Des hurlements avait ébranlé les vieilles pierres toute la nuit durant. Et la rumeur comme quoi une créature fabuleuse était arrivée s'était répandue comme une traînée de poudre. De la même façon, on avait appris que la-dite créature serait présentée aux rois sous peu. Dans la matinée probablement.
On se pressait donc dans le couloir principal menant à la salle du trône, dans l'espoir d'apercevoir l'humain -un humain vraiment ? Oui mais un spécial. Les gardes vampires ne firent pas cas de la foule – les courtisans, plutôt discrets en général, était la petite aristocratie vampire. Et en tant qu'immortels égoïstes, la moindre distraction était la bienvenue et les rois ne faisaient pas exception à la règle - du moins Aro. Aussi était-il ravi de pouvoir exposer sa nouvelle trouvaille à son peuple.
Les vampires pouvaient s'avérer de vrais commères, une caractéristique encore amplifiée par les siècles vécus, et leur capacité à entendre le moindre frottement à des kilomètres faisait qu'ils n'avaient pas besoin de hausser la voix, la salle ressemblait ainsi à une ruche géante emplie de bourdonnements discrets. Et lorsque le tintement métallique d'une chaîne traînée au sol retentit, tous l'entendirent.
La foule se tendit, étirant la tête pour mieux voir.
Les lourdes portes s'ouvrirent enfin, alors que la tension était à son comble.
Puis l'obscur apparut.
Des murmures stupéfait résonnèrent aussitôt dans la salle concave. Car il n'y avait plus rien de l'adolescent noiraud qui était arrivé un beau jour au milieu d'un groupe de touristes destinés à leurs crocs et qui avait miraculeusement survécu. A présent, sa peau autrefois légèrement hâlée était diaphane et ses cheveux si sombres avaient perdu leur noirceur pour un blanc éclatant. Aussi immobile qu'il est possible de l'être, il fixait résolument le vide d'un air hagard.

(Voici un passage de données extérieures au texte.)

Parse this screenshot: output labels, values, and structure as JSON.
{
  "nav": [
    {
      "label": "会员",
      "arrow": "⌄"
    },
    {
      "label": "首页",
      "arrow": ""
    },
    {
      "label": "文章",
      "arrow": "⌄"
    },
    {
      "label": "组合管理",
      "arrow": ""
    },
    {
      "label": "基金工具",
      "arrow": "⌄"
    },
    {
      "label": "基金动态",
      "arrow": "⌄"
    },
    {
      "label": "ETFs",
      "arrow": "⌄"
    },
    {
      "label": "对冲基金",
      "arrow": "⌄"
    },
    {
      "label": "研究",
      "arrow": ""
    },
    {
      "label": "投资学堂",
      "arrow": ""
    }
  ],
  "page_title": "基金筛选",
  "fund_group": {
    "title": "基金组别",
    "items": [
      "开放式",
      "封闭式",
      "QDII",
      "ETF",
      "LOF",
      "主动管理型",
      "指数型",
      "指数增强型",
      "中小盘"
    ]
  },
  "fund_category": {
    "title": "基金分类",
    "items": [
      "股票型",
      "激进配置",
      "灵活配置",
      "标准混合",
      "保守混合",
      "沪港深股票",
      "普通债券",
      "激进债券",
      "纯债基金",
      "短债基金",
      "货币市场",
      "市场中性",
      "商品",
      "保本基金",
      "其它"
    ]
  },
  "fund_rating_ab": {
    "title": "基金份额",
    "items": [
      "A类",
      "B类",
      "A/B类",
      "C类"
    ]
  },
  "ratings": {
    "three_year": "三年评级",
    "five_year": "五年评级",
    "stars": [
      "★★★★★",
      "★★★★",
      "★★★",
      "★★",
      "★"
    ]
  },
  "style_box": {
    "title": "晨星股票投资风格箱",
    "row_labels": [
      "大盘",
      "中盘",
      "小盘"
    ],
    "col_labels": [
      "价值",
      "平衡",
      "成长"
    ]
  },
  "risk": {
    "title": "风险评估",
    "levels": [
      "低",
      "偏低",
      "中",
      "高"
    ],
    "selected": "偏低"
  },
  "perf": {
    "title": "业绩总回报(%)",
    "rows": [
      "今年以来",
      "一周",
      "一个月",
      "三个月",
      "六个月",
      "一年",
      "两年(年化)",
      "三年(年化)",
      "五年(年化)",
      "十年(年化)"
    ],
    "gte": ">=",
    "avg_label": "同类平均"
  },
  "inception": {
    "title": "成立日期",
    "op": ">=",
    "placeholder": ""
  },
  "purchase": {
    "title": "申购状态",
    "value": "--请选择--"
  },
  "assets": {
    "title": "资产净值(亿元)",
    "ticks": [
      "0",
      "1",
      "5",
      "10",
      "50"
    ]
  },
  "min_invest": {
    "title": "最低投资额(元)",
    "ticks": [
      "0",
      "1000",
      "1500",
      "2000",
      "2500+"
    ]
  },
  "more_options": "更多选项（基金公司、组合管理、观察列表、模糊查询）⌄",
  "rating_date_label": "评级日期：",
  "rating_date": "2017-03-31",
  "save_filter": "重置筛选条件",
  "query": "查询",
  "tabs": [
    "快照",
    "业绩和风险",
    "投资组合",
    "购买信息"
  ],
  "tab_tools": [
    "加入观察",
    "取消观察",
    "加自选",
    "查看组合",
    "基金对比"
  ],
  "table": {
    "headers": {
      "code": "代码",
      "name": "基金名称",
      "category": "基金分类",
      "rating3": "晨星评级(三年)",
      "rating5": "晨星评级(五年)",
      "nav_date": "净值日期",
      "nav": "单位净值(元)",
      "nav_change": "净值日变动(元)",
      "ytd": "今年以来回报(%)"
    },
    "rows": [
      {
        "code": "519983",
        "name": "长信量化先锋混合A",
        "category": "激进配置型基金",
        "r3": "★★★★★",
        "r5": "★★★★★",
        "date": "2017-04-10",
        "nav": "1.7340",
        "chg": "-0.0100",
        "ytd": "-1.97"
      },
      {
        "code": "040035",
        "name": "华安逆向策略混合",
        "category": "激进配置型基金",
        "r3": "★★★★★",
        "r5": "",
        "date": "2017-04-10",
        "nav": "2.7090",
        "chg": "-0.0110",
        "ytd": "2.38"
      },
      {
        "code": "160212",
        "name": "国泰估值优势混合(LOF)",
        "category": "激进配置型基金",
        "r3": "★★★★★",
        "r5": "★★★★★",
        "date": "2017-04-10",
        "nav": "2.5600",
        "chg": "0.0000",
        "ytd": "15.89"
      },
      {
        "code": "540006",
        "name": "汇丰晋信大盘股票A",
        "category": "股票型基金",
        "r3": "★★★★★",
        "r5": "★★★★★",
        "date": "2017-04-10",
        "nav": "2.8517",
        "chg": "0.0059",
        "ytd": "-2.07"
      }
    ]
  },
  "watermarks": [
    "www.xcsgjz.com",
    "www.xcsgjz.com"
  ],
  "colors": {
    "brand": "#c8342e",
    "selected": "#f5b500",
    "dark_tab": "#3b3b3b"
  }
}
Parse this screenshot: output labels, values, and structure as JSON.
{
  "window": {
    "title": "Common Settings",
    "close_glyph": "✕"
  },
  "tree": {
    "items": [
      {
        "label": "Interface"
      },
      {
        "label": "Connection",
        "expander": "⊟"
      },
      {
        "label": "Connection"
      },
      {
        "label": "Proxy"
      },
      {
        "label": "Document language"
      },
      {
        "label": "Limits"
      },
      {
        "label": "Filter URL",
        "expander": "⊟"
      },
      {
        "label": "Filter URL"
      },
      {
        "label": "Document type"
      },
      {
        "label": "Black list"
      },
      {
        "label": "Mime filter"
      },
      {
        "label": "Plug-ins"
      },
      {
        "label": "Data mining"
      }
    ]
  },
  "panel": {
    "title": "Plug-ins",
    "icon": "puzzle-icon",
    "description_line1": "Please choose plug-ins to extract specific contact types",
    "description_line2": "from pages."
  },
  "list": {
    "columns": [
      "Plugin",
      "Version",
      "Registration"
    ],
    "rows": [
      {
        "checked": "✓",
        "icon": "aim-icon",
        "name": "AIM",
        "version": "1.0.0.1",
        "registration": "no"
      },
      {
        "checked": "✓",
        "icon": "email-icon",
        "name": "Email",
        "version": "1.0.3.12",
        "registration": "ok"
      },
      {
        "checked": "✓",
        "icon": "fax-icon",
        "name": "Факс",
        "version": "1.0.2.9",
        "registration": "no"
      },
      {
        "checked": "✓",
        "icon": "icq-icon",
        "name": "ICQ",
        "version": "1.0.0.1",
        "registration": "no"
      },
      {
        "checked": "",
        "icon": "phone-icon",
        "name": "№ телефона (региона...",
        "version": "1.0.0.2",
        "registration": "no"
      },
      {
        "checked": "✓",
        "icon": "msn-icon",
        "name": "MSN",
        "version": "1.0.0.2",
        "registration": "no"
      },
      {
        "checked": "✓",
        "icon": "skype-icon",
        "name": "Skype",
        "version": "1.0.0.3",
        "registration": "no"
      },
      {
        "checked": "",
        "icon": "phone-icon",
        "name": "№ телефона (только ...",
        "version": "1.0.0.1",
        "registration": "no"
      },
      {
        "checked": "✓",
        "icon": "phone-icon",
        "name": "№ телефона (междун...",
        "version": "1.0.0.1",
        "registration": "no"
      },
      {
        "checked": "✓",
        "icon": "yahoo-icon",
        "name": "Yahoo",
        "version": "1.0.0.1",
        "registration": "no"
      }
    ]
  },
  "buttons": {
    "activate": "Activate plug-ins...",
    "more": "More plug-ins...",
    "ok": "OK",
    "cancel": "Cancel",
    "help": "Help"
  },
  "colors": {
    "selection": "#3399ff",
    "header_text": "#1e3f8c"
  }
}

Aro eut un sourire démesurément grand alors que ses yeux carmins s'agrandissaient d'émerveillement. Il jaillit de son siège pour approcher l'humain avant même que les gardes l'aient approché et lui saisit la main sans recevoir de réaction autre qu'un regard vide dont le turquoise s'était assombri pour devenir céruléen. Il ne réagit pas plus que ça au contact froid du vampire, se laissant manipulé comme une poupée de chiffon dénuée de la moindre volonté.
« Absolument stupéfiant ! »
Aro fouilla fébrilement dans les souvenirs de Blue, assistant aux morsures emplies de venin sans qu'elles n'aient d'autre effet sur leur victime que de le faire hurler de douleur sous le déchirement de ses chairs. Cela ne lui fit ni chaud ni froid lorsque l'adolescent s'évanouit plusieurs fois, sanglotait en continu ou appelait des noms liés à sa vie avant d'arriver au château. Il observa avec béatitude sa vision passant par toutes les nuances de rouges à chaque morsure, ses plaintes suppliantes, sa détresse, son désir de mourir lorsqu'il oubliait pourquoi il était là tant il ne supportait plus le supplice et plus encore.
Aro assista avec une étude critique a cette mémoire enfouie, cherchant avidement le pourquoi d'un tel changement. Son hôte était définitivement insensible au venin or le poison avait un effet terriblement curieux sur son organisme. La personnalité avide du vampire millénaire le rendit déraisonnablement euphorique.
« Qui aurait cru que les humains pouvaient êtres à ce point exceptionnels ?! »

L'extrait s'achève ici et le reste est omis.